Online documents show that as early as 1985, IDEM contacted the owner of Dres-Well at the time about the dumping of waste that contained PCE on the ground behind the dry cleaner. The letter did not note penalties or other reprimands.
“Please be advised that you are to discontinue the practice of dumping your still bottom wastes on the ground upon receipt of this letter. Further, please advise this office as to the future method(s) of disposal,” the letter states.
The Porter County Health Department has been keeping tabs on the situation, though it falls under IDEM’s jurisdiction, David Hollenbeck, the health department’s attorney, said in an email.

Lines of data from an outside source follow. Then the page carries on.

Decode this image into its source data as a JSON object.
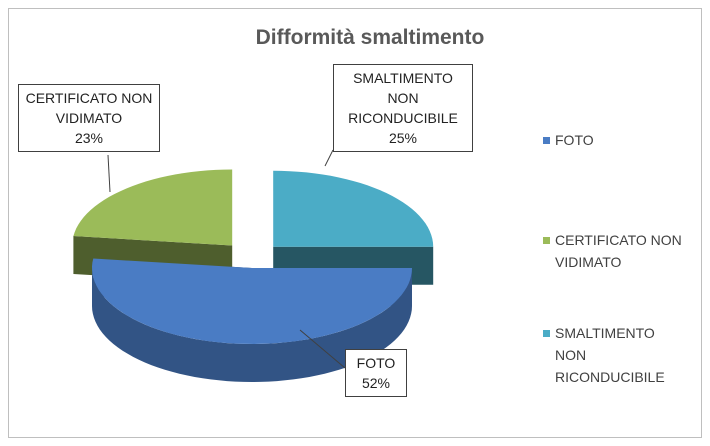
{
  "chart_data": {
    "type": "pie",
    "title": "Difformità smaltimento",
    "categories": [
      "FOTO",
      "CERTIFICATO NON VIDIMATO",
      "SMALTIMENTO NON RICONDUCIBILE"
    ],
    "values": [
      52,
      23,
      25
    ],
    "value_labels": [
      "52%",
      "23%",
      "25%"
    ],
    "colors": [
      "#4a7cc4",
      "#9bbb59",
      "#4bacc6"
    ],
    "legend": "right"
  }
}
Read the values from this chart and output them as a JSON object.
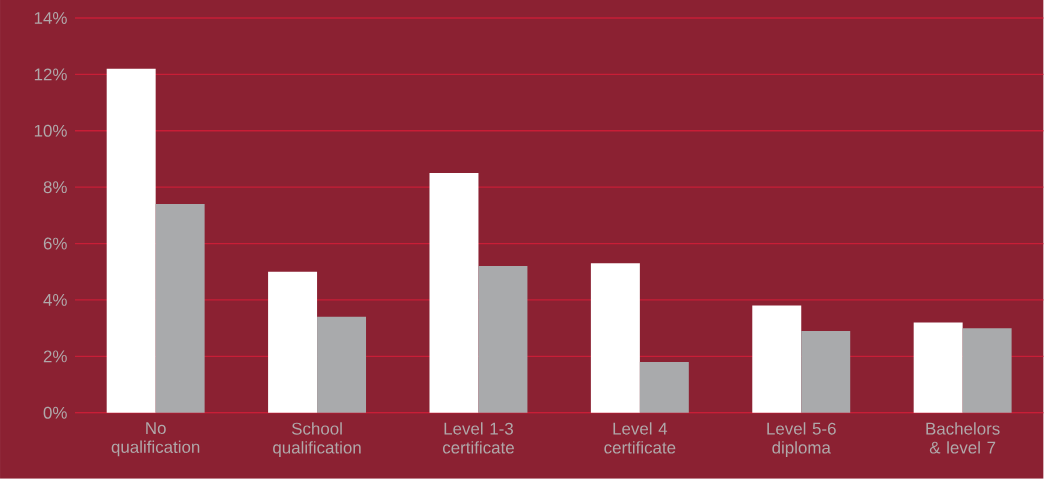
{
  "chart_data": {
    "type": "bar",
    "categories": [
      "No qualification",
      "School qualification",
      "Level 1-3 certificate",
      "Level 4 certificate",
      "Level 5-6 diploma",
      "Bachelors & level 7"
    ],
    "series": [
      {
        "color": "#ffffff",
        "values": [
          12.2,
          5.0,
          8.5,
          5.3,
          3.8,
          3.2
        ]
      },
      {
        "color": "#a9aaac",
        "values": [
          7.4,
          3.4,
          5.2,
          1.8,
          2.9,
          3.0
        ]
      }
    ],
    "ylim": [
      0,
      14
    ],
    "yticks": [
      {
        "value": 0,
        "label": "0%"
      },
      {
        "value": 2,
        "label": "2%"
      },
      {
        "value": 4,
        "label": "4%"
      },
      {
        "value": 6,
        "label": "6%"
      },
      {
        "value": 8,
        "label": "8%"
      },
      {
        "value": 10,
        "label": "10%"
      },
      {
        "value": 12,
        "label": "12%"
      },
      {
        "value": 14,
        "label": "14%"
      }
    ],
    "grid": "y"
  }
}
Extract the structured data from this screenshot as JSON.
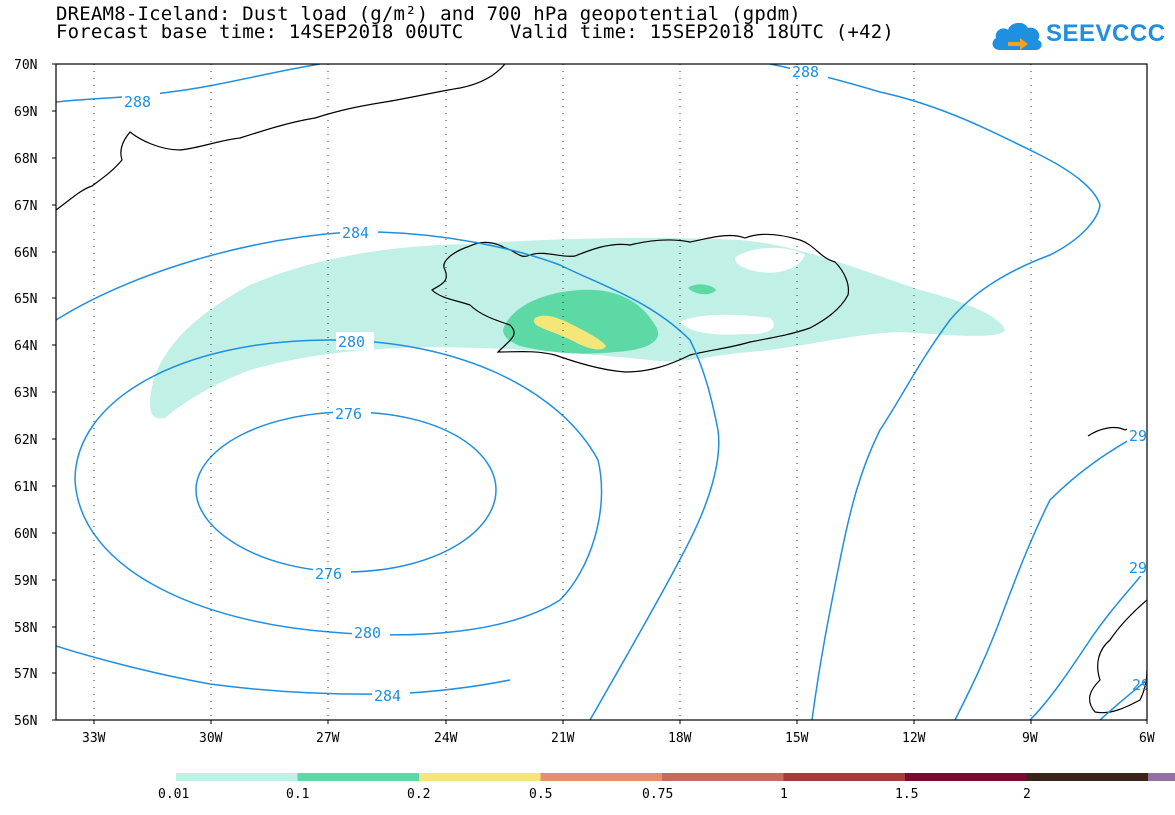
{
  "header": {
    "title_line1": "DREAM8-Iceland: Dust load (g/m²) and 700 hPa geopotential (gpdm)",
    "title_line2": "Forecast base time: 14SEP2018 00UTC    Valid time: 15SEP2018 18UTC (+42)",
    "logo_text": "SEEVCCC"
  },
  "axes": {
    "lat_labels": [
      "70N",
      "69N",
      "68N",
      "67N",
      "66N",
      "65N",
      "64N",
      "63N",
      "62N",
      "61N",
      "60N",
      "59N",
      "58N",
      "57N",
      "56N"
    ],
    "lon_labels": [
      "33W",
      "30W",
      "27W",
      "24W",
      "21W",
      "18W",
      "15W",
      "12W",
      "9W",
      "6W"
    ]
  },
  "contours": {
    "labels": [
      "288",
      "288",
      "284",
      "284",
      "280",
      "280",
      "276",
      "276",
      "29",
      "29",
      "29"
    ]
  },
  "colorbar": {
    "labels": [
      "0.01",
      "0.1",
      "0.2",
      "0.5",
      "0.75",
      "1",
      "1.5",
      "2"
    ],
    "colors": [
      "#c0f0e6",
      "#5dd9a5",
      "#f5e67a",
      "#e49070",
      "#c46a5e",
      "#a83a3c",
      "#7a0a30",
      "#3a2418",
      "#9370a0"
    ]
  },
  "colors": {
    "contour": "#1f8fe0",
    "coast": "#000000"
  }
}
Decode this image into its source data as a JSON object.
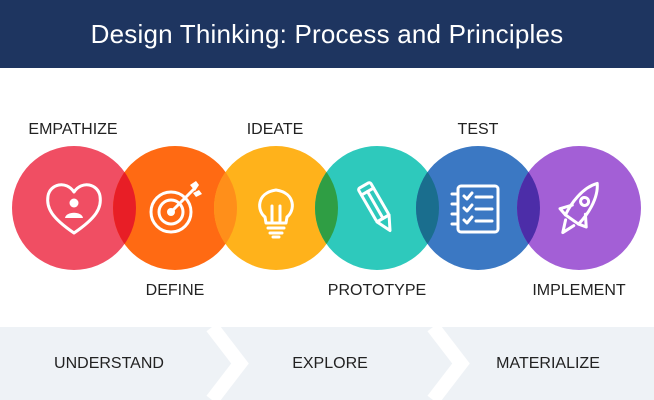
{
  "header": {
    "title": "Design Thinking: Process and Principles"
  },
  "stages": [
    {
      "label": "EMPATHIZE",
      "icon": "heart-person-icon",
      "color": "#f04e63"
    },
    {
      "label": "DEFINE",
      "icon": "target-icon",
      "color": "#ff6a13"
    },
    {
      "label": "IDEATE",
      "icon": "lightbulb-icon",
      "color": "#ffb21b"
    },
    {
      "label": "PROTOTYPE",
      "icon": "pencil-icon",
      "color": "#2ec9bc"
    },
    {
      "label": "TEST",
      "icon": "checklist-icon",
      "color": "#3b78c3"
    },
    {
      "label": "IMPLEMENT",
      "icon": "rocket-icon",
      "color": "#a35fd6"
    }
  ],
  "overlap_colors": [
    "#e81e26",
    "#ff8f1a",
    "#2f9e44",
    "#1a6e8e",
    "#4c2da8"
  ],
  "phases": [
    {
      "label": "UNDERSTAND"
    },
    {
      "label": "EXPLORE"
    },
    {
      "label": "MATERIALIZE"
    }
  ],
  "footer_color": "#eef2f6"
}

“Jurisdiction over the matter is vested in the Indiana Department of Environmental Management. That being said, the Health Department did receive citizen complaints which were forwarded to IDEM. Furthermore, IDEM has kept the Health Department advised as to the status of the handling of the matter and in so doing has forwarded to the Health Department staff copies of investigative reports and remediation plans,” Hollenbeck said.
Hill, the neighbor, said he has been in contact with Wilcox Environmental Engineering about what cleanup efforts might look like and a possible timeline.
“The process is long. They’re still delineating, still drilling wells,” Hill said, adding Wilcox officials hope to start remediation in 2022, “but it’s a seven- to 10-year process.”